Electrical energy past and future

Almost everyone wants to charge their car when they get home from work.
When there is little solar energy, Maybe we can mandate nightshift hours as a remedy.

 

I see no need to burn that bridge this long before we get anywhere near to reaching it. The existing grid can handle very much more nighttime charging before it becomes an issue. Then, when shifting supply and demand make that an issue, TOU pricing can push demand around the clock as appropriate.

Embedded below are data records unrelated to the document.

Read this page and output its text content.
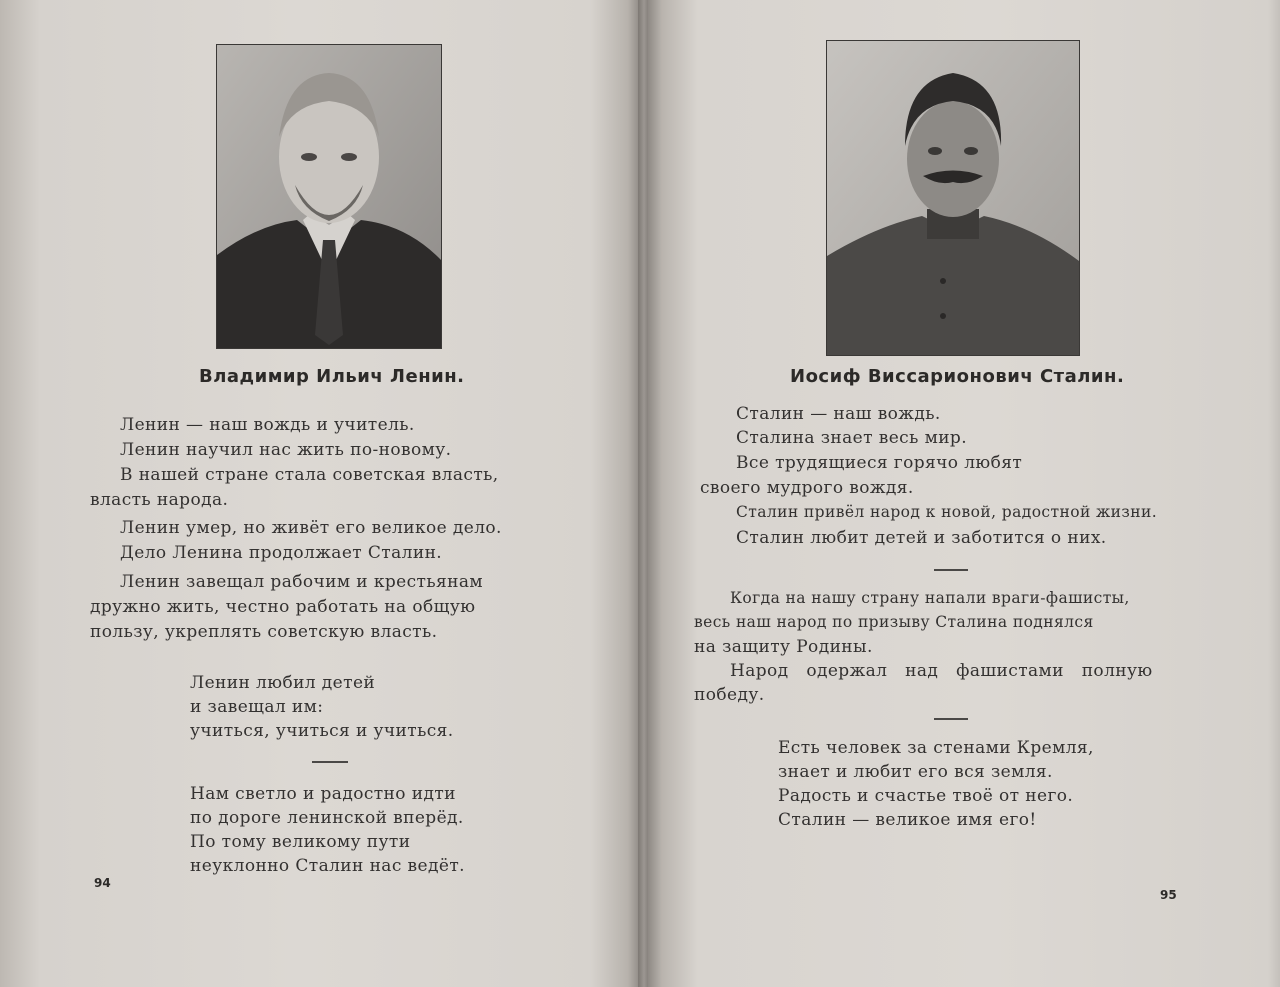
Владимир Ильич Ленин.
Ленин — наш вождь и учитель.
Ленин научил нас жить по-новому.
В нашей стране стала советская власть,
власть народа.
Ленин умер, но живёт его великое дело.
Дело Ленина продолжает Сталин.
Ленин завещал рабочим и крестьянам
дружно жить, честно работать на общую
пользу, укреплять советскую власть.
Ленин любил детей
и завещал им:
учиться, учиться и учиться.
Нам светло и радостно идти
по дороге ленинской вперёд.
По тому великому пути
неуклонно Сталин нас ведёт.
94
Иосиф Виссарионович Сталин.
Сталин — наш вождь.
Сталина знает весь мир.
Все трудящиеся горячо любят
своего мудрого вождя.
Сталин привёл народ к новой, радостной жизни.
Сталин любит детей и заботится о них.
Когда на нашу страну напали враги-фашисты,
весь наш народ по призыву Сталина поднялся
на защиту Родины.
Народ одержал над фашистами полную
победу.
Есть человек за стенами Кремля,
знает и любит его вся земля.
Радость и счастье твоё от него.
Сталин — великое имя его!
95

The hydro (still the primary source in my region) and wind have little to no correlation to daylight. Diurnal leveling of the hydro would even be less destructive to the fish spawning and riverbanks than the existing unnatural fluctuations. Hydro pumped storage -- off the rivers and away from the fish habitat -- could also do the same function expected from the upcoming batteries.

 

Actually it is pretty easy:

• sell farm equipment that is electrically powered
• provide local plug services from wind turbines

The farmers in my family would replace fossil fueled equipment in a heart-beat and sell the excess as a second crop. Rural electrification would have a strong reason to upgraded and include redundant grid access.

Bob Wilson

 

The farm equipment in my family runs at a very low annual duty cycle, but when put to use is run fairly hard. It seems that during the rollout phase where good batteries are expensive, they should first be put to applications with a much more steady annual usage pattern, such as commuter car(pool)s and transit buses. Put off the seasonal and intermittent use items until later.

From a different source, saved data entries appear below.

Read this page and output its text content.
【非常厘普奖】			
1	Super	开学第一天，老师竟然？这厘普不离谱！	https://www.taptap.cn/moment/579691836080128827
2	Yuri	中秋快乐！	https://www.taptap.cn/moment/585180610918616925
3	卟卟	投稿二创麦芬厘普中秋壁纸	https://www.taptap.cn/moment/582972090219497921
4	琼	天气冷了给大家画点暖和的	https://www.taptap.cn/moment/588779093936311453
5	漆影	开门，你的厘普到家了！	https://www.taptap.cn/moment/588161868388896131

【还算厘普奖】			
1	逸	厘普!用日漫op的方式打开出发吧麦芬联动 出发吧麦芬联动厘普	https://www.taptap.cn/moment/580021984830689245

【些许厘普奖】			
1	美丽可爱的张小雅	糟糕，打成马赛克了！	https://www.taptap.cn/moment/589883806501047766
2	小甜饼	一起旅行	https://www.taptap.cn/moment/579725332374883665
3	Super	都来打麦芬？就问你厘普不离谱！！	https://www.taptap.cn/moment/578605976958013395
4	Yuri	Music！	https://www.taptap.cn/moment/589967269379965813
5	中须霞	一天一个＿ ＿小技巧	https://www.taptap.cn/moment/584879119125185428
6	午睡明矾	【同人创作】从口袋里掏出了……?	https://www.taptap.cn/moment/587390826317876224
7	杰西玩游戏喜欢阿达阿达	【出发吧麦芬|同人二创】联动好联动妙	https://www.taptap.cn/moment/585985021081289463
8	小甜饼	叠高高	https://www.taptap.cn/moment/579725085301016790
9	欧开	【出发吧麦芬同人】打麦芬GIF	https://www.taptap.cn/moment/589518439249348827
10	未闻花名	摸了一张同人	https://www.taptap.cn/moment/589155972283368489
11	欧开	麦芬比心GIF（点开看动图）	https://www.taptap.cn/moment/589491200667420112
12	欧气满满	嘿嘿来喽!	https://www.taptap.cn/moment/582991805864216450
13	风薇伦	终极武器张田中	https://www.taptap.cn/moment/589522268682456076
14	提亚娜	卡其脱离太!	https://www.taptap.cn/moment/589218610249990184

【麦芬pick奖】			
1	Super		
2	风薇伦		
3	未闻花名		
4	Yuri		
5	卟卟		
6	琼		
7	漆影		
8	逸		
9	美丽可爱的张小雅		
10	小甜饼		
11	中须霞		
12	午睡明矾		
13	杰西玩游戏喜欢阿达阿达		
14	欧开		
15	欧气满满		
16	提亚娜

Encouraging farmers to put up turbines and solar equipment to feed the local grids is a separate matter. Dad's barn roofs are not well oriented, but the machine shed roof is almost perfect, and is vastly larger than needed to power the farm itself. And it suffers much less tree and winter cloud interference than my Puget Sound home. I've been eyeballing it for several years, but between lack of incentives there and increasing elder care issues, that PV project is low on the priority list.

 

A car, no matter the fuel, is many times more convenient than a horse. Many still believe plug ins are less convenient than an ICE only car at this point. I hope for faster adoption, but don't expect it.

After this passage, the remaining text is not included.